Simon Walker’s Undefended Leader theory starts from this ecological and relational view of individuals and focuses in particular on our inner psychological drivers and the unique set of relationships we have in the world. This model is based on a number of theories including social constructionism, metaphor theory, impression management and attachment theory.
Within the metaphor we are each seen as managers of our personal ecology - the dynamic, ever-fluctuating matrix of relationships we construct around ourselves. We have all developed particular strategies to manage these relationships effectively. This model identifies 7 core strategies (see The 7 Core Strategies diagram).
Types of Leadership Power
Of the 7 core strategies, three are of particular relevance to leadership:
Self-Definition: the strength and clarity of our personal boundaries. Ranges from Strong (S) (inner, mental landscape well defined against the wider terrain) to Weak (W) (landscape is open to and easily influenced by the wider terrain).
Front/Back Stage: what we reveal and what we hide. Our front stage is what is explicit, visible, on the surface and presented (P); the back stage is what is implicit, hidden, and reserved. (R)
Self-Expansion: how we deal with change. Expansion (X) is when we extend our territory and acquire more; Consolidation (C) is when we stabilize and build up what we have.
Combining these three strategies gives eight different patterns of leadership power, each with its own characteristics (see the Leadership Signature Map). Most leaders will tend to favour one or two styles - more flexible leaders may use several styles.
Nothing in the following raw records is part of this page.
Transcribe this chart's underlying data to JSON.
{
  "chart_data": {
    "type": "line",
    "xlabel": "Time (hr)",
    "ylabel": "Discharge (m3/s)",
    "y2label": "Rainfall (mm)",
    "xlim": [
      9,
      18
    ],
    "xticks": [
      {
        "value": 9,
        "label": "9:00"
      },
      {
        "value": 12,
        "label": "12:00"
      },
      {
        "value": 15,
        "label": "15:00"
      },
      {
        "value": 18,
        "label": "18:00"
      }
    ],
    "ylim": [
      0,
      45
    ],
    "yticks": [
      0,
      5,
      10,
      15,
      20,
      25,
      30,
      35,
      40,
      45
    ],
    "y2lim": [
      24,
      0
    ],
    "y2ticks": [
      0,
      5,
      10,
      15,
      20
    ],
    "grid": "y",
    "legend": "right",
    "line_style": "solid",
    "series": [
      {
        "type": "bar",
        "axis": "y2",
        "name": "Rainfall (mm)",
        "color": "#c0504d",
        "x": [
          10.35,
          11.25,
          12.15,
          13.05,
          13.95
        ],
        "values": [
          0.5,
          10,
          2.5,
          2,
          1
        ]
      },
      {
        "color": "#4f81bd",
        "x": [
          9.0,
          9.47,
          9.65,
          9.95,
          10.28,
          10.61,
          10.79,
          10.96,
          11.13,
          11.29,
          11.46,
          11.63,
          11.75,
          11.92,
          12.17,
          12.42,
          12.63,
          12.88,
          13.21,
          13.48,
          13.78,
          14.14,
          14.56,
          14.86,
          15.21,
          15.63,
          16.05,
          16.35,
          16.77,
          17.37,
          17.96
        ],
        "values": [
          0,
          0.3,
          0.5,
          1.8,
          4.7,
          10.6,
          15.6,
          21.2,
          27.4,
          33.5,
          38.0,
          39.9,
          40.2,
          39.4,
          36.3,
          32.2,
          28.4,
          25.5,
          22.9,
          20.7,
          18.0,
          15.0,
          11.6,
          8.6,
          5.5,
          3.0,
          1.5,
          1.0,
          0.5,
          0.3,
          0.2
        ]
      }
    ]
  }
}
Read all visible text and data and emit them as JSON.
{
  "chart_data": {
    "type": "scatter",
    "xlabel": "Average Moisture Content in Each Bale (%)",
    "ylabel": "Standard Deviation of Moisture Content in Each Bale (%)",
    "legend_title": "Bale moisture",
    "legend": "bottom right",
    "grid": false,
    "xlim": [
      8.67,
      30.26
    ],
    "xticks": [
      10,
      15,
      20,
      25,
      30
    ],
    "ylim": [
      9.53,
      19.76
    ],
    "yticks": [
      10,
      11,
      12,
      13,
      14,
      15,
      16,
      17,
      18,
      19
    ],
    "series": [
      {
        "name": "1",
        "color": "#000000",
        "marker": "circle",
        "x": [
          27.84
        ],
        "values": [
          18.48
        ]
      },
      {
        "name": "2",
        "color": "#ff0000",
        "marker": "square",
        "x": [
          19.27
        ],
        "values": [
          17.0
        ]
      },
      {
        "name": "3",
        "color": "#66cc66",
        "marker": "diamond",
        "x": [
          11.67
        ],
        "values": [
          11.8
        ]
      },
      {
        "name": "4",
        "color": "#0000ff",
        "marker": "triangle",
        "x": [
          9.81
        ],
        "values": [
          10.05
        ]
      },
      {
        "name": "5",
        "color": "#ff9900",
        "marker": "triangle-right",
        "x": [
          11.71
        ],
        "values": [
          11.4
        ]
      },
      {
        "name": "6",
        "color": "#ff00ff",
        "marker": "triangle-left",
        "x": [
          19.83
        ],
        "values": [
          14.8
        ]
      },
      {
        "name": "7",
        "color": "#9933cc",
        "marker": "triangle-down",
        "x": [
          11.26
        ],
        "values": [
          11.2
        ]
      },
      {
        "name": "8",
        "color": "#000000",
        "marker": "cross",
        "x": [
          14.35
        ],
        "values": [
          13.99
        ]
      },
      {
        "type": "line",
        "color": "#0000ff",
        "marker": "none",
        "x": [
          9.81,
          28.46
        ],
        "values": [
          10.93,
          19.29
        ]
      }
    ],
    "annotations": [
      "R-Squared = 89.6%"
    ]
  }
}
This suggests that a leader can be said to have a 'leadership signature'; a characteristic pattern of moves in which they make in their leadership relationships. A leadership signature will reflect the experience and expertise of the leader as well as the type of intervention they engage in. Expanding the range of one's leadership signature could also be thought to be an important aspect of good practice since it will offer more choices in the exercise of power.
Undefended Leadership
This approach takes a post-conventional view of leadership (see the top 3 levels of the Vertical Development model) and proposes that being a undefended leader is about leading out of the freedom of having nothing to lose. From this place (RWC on the diagram) you have no need to defend yourself and therefore weakness becomes a radical and paradoxically powerful option. Walker's Law of Ecology of Power predicts that using a RWC style of leadership will evoke from others the equal and opposite reaction of PSX. Walker therefore suggests that emptying ourselves, particularly of the need for control, will release in others great power, power that no leader can teach, organise or buy. This has a strong resonance with what we seek to do in coaching in adopting a non-directive approach. In doing this we seek to create the space within which the coachee's greatness can flourish.
However, having found that adults leaders were often too old to change their behaviours, Simon Walker is now working with adolescents to help them navigate adolescence and subsequently adult life.